A Riemannian Network for SPD Matrix Learning
This article introduces an innovative deep learning framework specifically designed for Symmetric Positive Definite (SPD) matrix learning, leveraging Riemannian geometry. The proposed work by Zhiwu Huang and Luc Van Gool explores new dimensions in SPD matrix non-linear learning within deep neural networks, which have predominantly been explored using Euclidean geometry.
SPD matrices are integral to a wide array of applications, particularly in image and video processing domains, owing to their robustness in encoding statistical representations while conforming to the Riemannian manifold structure. Traditional approaches have managed these matrices using shallow learning techniques, often relying on tangent space approximation or reproducing kernel Hilbert spaces, which might not align perfectly with the manifold's geometry. The work shifts focus towards deep learning paradigms, presenting a Riemannian network that preserves the SPD structure across successive layers.
The backbone of the proposed SPD matrix network (SPDNet) consists of a novel architecture comprising three main components:
- Bilinear Mapping Layers (BiMap): These are introduced to transform input SPD matrices into output SPD matrices of desired properties. These transformations are modeled as bilinear maps, ensuring that outputs remain within the SPD manifold.
- Eigenvalue Rectification Layers (ReEig): Drawing inspiration from the rectified linear units (ReLU) commonly used in deep networks, these layers introduce non-linearities by rectifying the eigenvalues of the SPD matrices. This ensures that the matrices remain SPD and facilitates the application of non-linear functions.

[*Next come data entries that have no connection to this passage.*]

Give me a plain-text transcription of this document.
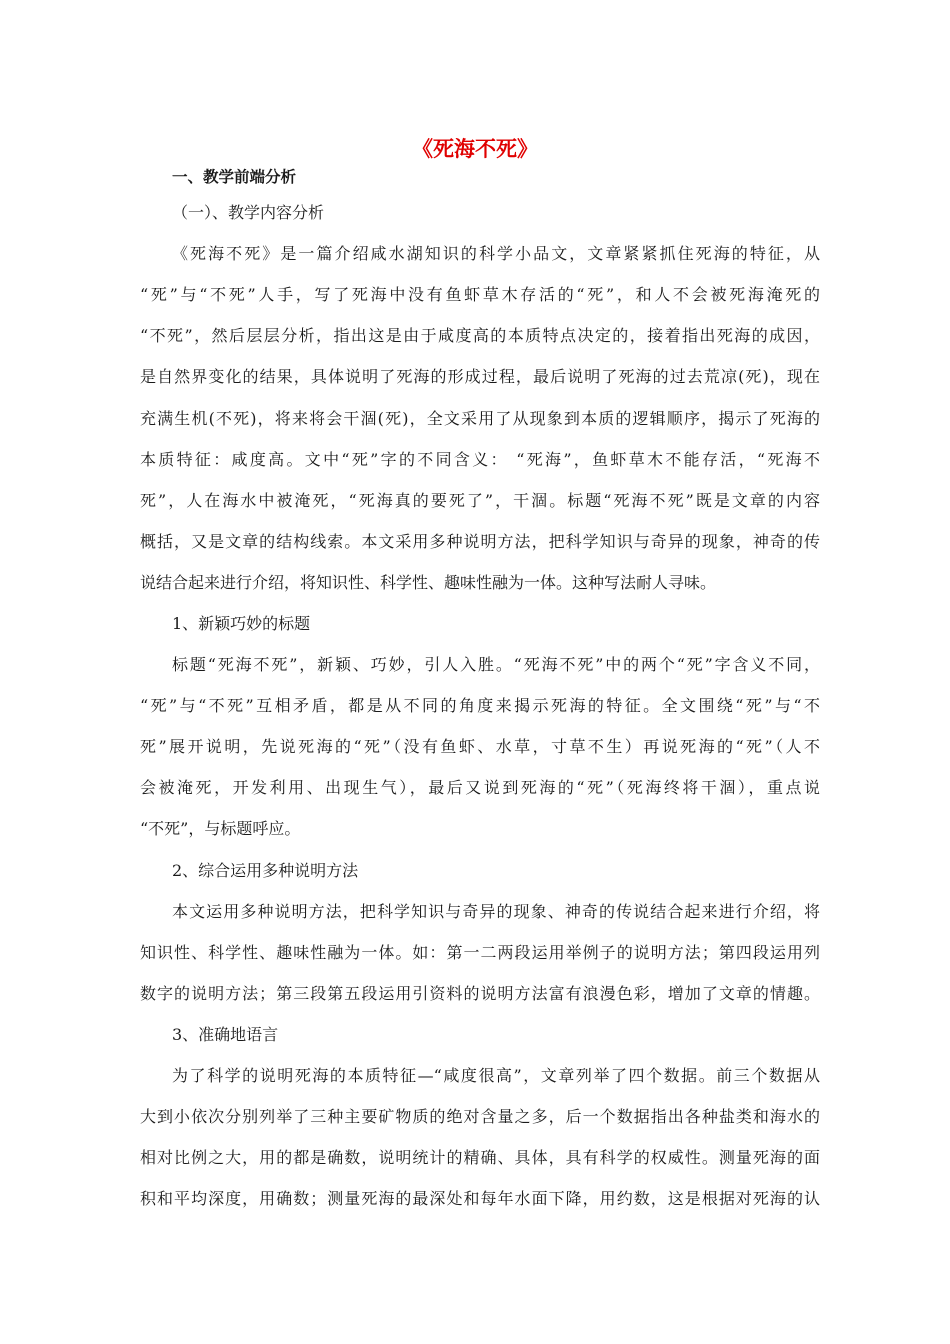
《死海不死》
一、教学前端分析
（一）、教学内容分析
《死海不死》是一篇介绍咸水湖知识的科学小品文，文章紧紧抓住死海的特征，从
“死”与“不死”人手，写了死海中没有鱼虾草木存活的“死”，和人不会被死海淹死的
“不死”，然后层层分析，指出这是由于咸度高的本质特点决定的，接着指出死海的成因，
是自然界变化的结果，具体说明了死海的形成过程，最后说明了死海的过去荒凉(死)，现在
充满生机(不死)，将来将会干涸(死)，全文采用了从现象到本质的逻辑顺序，揭示了死海的
本质特征：咸度高。文中“死”字的不同含义： “死海”，鱼虾草木不能存活，“死海不
死”，人在海水中被淹死，“死海真的要死了”，干涸。标题“死海不死”既是文章的内容
概括，又是文章的结构线索。本文采用多种说明方法，把科学知识与奇异的现象，神奇的传
说结合起来进行介绍，将知识性、科学性、趣味性融为一体。这种写法耐人寻味。
1、新颖巧妙的标题
标题“死海不死”，新颖、巧妙，引人入胜。“死海不死”中的两个“死”字含义不同，
“死”与“不死”互相矛盾，都是从不同的角度来揭示死海的特征。全文围绕“死”与“不
死”展开说明，先说死海的“死”（没有鱼虾、水草，寸草不生）再说死海的“死”（人不
会被淹死，开发利用、出现生气），最后又说到死海的“死”（死海终将干涸），重点说
“不死”，与标题呼应。
2、综合运用多种说明方法
本文运用多种说明方法，把科学知识与奇异的现象、神奇的传说结合起来进行介绍，将
知识性、科学性、趣味性融为一体。如：第一二两段运用举例子的说明方法；第四段运用列
数字的说明方法；第三段第五段运用引资料的说明方法富有浪漫色彩，增加了文章的情趣。
3、准确地语言
为了科学的说明死海的本质特征—“咸度很高”，文章列举了四个数据。前三个数据从
大到小依次分别列举了三种主要矿物质的绝对含量之多，后一个数据指出各种盐类和海水的
相对比例之大，用的都是确数，说明统计的精确、具体，具有科学的权威性。测量死海的面
积和平均深度，用确数；测量死海的最深处和每年水面下降，用约数，这是根据对死海的认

- Eigenvalue Logarithm Layers (LogEig): These layers are critical for performing Riemannian computations by linearizing the SPD manifold. The matrix logarithm is applied to transform SPD matrices into their Euclidean counterparts, enabling the use of standard output layers.
Backpropagation for this architecture is designed innovatively using a stochastic gradient descent (SGD) variant on Stiefel manifolds. This involves Riemannian optimization techniques to update the network weights constrained on these manifolds, ensuring that orthogonality and other geometric properties are maintained throughout the training process.
Empirical evaluations demonstrate the efficacy of the SPDNet across various visual classification tasks: emotion recognition, action recognition, and face verification. Experiments show that SPDNet consistently outperforms state-of-the-art SPD matrix learning methods, such as Covariance Discriminative Learning (CDL) and Log-Euclidean Metric Learning (LEML), as well as more traditional deep learning approaches like DeepO2P networks. Notably, the deeper configurations of SPDNet (utilizing multiple BiMap and ReEig layers) yield marked improvements in predictive accuracy, validating the importance of leveraging depth, geometry-aware mappings, and non-linear activation within the SPD framework.
The paper suggests several avenues for further research, including integration of additional layers, such as pooling and normalization layers, which align well with SPD geometries, and layering SPDNet atop existing convolutional networks for enriched learning from raw image data. The potential for extending these methodologies to general Riemannian manifolds for broader applicability in manifold learning and neural network optimization is also highlighted.
This work contributes significantly to the field of Riemannian learning by bridging deep learning methodologies with non-Euclidean data structures, showcasing a potentially potent paradigm for SPD matrix learning and associated applications.